本研究提出了一种可扩展且环保的热催化甲烷热解（TCMP）方法，用于生产具有定制结晶度和形态的高价值碳材料，旨在为传统碳材料（如炉源型形态控制碳）提供可持续的替代品。一个关键的创新是使用不锈钢作为反应器容器和催化剂，利用铁和镍含量来提高甲烷分解效率。这种双重功能不仅简化了反应器的设计，而且支持大规模生产，解决了以往反应器堵塞的限制。此外，该研究率先使用二氧化碳注入作为原位催化剂再生的第二种新策略。这些方法简化了反应器设计，减少了堵塞，提高了工艺的可持续性，解决了现有TCMP系统的主要限制。由此产生的碳材料表现出不同的形态，允许定制不同的工业应用。虽然明确的性能相关性需要进一步研究，但样品A显示出相对较高的石墨化水平，而样品B表现出更多的非晶态特征，两者都具有不同应用的潜力，如电导率、催化或吸附，这取决于特定的功能化和纯化。
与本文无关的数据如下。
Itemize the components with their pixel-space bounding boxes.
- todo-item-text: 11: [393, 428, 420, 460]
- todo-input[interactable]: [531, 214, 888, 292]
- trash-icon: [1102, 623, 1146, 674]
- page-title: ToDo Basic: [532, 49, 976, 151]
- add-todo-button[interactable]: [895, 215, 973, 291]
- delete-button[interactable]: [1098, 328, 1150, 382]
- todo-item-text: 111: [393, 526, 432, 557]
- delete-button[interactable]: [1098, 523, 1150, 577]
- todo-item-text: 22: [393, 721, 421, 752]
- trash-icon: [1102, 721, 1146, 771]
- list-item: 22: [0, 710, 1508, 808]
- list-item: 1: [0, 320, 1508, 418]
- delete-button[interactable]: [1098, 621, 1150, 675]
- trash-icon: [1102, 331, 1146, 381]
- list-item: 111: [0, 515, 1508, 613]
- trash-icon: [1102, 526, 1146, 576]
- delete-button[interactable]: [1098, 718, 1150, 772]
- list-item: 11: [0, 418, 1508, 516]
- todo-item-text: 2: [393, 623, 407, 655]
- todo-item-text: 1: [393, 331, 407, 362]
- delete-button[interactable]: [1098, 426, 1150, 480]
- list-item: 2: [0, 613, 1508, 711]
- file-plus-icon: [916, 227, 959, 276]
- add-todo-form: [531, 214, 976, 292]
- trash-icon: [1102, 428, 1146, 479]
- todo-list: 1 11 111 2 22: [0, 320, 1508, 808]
通过拉曼光谱、x射线衍射（XRD）、扫描电镜(SEM)/能量色散x射线能谱（EDS）和透射电镜（TEM）进行表征，证实了所实现的结构适应性。虽然存在铁、铬和镍的元素痕迹，但它们与催化残留物一致，在某些工业用途中可能是可接受的或有益的。这项工作还研究了氢生成和碳增值之间的联系，提出甲烷热解的固体碳副产品，特别是低孔隙度，部分石墨化的材料，可以作为冶金加工的原料，如炼铁，其中高碳含量的还原剂是必不可少的。通过这种方式，甲烷分解产物的双重效用增强了TCMP过程的整体可持续性和循环性。

本文章由计算机程序翻译，如有差异，请以英文原文为准。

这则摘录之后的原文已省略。